I was thinking this guy---------------->Tim Hoeksema What a JERK!! :mad: |
Originally Posted by ToiletDuck
(Post 680848)
Just seems odd. I don't know what provisions are in the CHQ contract. AMR signed a deal for X amount of block hours. Since CHQ has been flying STL since the TWA times those routes were CHQ(if we dare act like we own routes) yet those are being closed. So X amount of block hours has to come from somewhere. Does EGLs contract list STL specifically or is it other TWA bases?
It wasn't the contract but an arbitrators ruling that limited TSA/CHQ/Corp Air to STL. |
Originally Posted by CANAM
(Post 680934)
Why is nobody griping about Eagle flying more larger aircraft and a FIRST CLASS SECTION?!?!?!?!?!?!?!?!?!?!?!? Where is the outrage about mainline flying being stolen by Eagle? Doesn't this seem somewhat hypocritical?

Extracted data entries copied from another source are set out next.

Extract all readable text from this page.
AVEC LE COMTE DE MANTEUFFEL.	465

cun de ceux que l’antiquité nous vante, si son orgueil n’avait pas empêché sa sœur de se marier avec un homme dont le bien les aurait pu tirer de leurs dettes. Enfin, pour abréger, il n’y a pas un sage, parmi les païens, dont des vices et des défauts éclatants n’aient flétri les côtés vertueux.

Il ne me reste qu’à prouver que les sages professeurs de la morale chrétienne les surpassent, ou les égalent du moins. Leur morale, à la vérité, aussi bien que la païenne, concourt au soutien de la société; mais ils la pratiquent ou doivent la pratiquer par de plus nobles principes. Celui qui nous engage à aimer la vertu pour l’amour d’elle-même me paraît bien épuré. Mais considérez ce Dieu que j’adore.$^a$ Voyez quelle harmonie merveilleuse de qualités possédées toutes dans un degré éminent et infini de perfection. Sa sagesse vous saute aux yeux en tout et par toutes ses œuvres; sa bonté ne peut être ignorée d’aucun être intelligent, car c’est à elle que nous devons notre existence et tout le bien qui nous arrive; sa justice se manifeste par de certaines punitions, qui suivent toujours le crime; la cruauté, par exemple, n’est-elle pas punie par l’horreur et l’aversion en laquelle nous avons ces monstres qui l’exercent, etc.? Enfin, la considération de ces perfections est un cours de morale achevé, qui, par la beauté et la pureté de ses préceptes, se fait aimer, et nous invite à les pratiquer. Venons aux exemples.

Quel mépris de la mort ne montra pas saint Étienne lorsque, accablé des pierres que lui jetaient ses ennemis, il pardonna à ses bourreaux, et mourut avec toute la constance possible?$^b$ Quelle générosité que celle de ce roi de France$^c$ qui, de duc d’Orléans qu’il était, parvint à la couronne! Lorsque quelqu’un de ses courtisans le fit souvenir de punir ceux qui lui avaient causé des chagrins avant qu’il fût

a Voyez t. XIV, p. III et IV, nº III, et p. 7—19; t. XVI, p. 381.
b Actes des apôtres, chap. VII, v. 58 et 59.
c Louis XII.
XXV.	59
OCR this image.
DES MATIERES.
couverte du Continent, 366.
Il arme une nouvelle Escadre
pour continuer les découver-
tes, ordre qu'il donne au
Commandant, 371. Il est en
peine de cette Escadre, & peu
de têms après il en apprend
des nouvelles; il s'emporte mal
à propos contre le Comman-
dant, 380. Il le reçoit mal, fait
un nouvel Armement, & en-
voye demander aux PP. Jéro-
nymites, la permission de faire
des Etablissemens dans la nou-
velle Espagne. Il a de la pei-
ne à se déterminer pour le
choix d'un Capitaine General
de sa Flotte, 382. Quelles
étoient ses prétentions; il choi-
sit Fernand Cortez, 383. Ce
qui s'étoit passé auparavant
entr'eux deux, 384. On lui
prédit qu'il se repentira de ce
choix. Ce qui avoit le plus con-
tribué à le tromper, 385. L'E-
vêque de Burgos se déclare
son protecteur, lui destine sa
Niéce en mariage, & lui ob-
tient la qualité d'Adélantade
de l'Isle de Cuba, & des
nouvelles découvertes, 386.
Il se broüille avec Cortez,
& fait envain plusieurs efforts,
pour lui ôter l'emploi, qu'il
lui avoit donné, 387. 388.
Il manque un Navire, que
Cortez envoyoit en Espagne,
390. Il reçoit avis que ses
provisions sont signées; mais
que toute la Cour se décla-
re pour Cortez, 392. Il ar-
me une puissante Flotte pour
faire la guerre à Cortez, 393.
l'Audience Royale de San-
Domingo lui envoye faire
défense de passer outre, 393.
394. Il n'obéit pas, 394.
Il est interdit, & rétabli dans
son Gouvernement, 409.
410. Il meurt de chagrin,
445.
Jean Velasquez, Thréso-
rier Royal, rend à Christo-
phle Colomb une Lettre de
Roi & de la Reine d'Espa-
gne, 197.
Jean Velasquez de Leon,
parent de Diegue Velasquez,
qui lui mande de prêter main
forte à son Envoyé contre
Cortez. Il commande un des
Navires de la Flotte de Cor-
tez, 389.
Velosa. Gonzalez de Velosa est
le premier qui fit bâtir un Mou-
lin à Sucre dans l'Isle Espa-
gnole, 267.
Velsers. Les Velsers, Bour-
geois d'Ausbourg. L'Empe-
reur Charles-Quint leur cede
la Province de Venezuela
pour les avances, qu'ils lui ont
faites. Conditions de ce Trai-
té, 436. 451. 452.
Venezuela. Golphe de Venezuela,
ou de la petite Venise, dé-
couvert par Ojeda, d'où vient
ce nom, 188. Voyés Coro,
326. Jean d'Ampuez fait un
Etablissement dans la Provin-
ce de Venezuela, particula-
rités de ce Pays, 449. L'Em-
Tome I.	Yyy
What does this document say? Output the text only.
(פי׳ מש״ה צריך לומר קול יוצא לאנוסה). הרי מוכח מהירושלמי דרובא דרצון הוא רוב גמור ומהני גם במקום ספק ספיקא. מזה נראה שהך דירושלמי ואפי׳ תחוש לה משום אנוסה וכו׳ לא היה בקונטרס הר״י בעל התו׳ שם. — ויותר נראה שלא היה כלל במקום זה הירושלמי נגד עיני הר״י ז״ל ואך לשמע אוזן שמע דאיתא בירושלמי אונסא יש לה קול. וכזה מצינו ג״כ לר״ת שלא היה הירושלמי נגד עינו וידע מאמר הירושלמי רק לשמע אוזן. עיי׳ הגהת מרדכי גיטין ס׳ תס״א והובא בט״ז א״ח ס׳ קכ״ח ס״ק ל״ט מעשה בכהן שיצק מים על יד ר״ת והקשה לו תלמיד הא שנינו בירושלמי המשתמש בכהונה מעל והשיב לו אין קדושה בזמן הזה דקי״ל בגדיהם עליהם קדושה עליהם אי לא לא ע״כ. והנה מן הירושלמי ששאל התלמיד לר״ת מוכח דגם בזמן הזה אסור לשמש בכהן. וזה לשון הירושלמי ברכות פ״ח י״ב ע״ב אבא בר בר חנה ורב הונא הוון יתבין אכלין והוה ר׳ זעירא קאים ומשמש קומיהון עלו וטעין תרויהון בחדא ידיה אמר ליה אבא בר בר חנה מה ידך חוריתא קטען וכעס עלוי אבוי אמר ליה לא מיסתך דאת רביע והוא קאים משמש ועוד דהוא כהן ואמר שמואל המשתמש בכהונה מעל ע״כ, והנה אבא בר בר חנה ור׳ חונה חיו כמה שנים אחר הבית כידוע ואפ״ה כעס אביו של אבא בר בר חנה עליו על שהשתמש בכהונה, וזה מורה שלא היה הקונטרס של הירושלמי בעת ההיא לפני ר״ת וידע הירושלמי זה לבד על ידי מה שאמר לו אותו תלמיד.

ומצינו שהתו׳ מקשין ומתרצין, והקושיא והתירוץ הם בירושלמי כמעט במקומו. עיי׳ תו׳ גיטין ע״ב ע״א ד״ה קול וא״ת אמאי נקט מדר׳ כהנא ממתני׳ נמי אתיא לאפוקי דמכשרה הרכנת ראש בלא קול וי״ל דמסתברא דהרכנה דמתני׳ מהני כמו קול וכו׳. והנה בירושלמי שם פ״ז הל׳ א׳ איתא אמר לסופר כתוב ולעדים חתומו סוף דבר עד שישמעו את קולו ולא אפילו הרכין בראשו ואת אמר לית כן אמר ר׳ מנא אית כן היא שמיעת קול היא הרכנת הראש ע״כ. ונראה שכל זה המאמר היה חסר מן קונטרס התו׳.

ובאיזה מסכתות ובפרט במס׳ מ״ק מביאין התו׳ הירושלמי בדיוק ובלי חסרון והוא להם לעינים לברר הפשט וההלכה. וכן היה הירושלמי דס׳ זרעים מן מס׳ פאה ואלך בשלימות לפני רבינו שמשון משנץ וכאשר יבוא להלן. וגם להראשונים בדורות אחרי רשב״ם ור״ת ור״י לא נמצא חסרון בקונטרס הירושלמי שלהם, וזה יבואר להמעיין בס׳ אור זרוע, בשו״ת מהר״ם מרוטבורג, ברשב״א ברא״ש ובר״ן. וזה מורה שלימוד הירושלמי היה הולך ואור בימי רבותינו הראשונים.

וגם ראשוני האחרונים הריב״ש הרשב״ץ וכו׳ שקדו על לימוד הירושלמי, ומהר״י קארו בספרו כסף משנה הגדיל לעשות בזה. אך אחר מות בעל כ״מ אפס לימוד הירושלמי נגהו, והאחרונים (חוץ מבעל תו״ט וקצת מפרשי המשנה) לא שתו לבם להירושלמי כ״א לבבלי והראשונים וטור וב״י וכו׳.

To the Eagle guys: When did Tony get elected and Herb got out of office? It's nice to see Herb get out of his ivory tower and fly from the right seat and witness what his crappy leadership brought out. |
Originally Posted by 320ToBearz
(Post 680944)
The difference is AMR, Inc. OWNS Eagle and thats a BIG difference. The 22 extra CRJ's (which truly were a mainline replacement aircraft at Eagle for the F100) still result in a net decrease of aircraft for Eagle due to the turboprops being parked.
To the Eagle guys: When did Tony get elected and Herb got out of office? It's nice to see Herb get out of his ivory tower and fly from the right seat and witness what his crappy leadership brought out. |
Originally Posted by ToiletDuck
(Post 680759)
A news article I read today said that Eagle would get additional routes out of STL. Eagle is also already flying places that were once operated by CHQ out of STL. So is this contract violation based on net hours of gain/loss of flying or is it based on which routes are flown by who? Why are they saying this is an outsourcing of additional flying. Does anyone know if CHQ is seeing any additional block hours? We were at 14 aircraft and are now down to 12 as of this year. The flying is for those 12 aircraft out of ORD. Why is that a contract violation? Just curious I'm based in STL and would rather it not be closed for us myself though that doesn't seem like it's going to happen.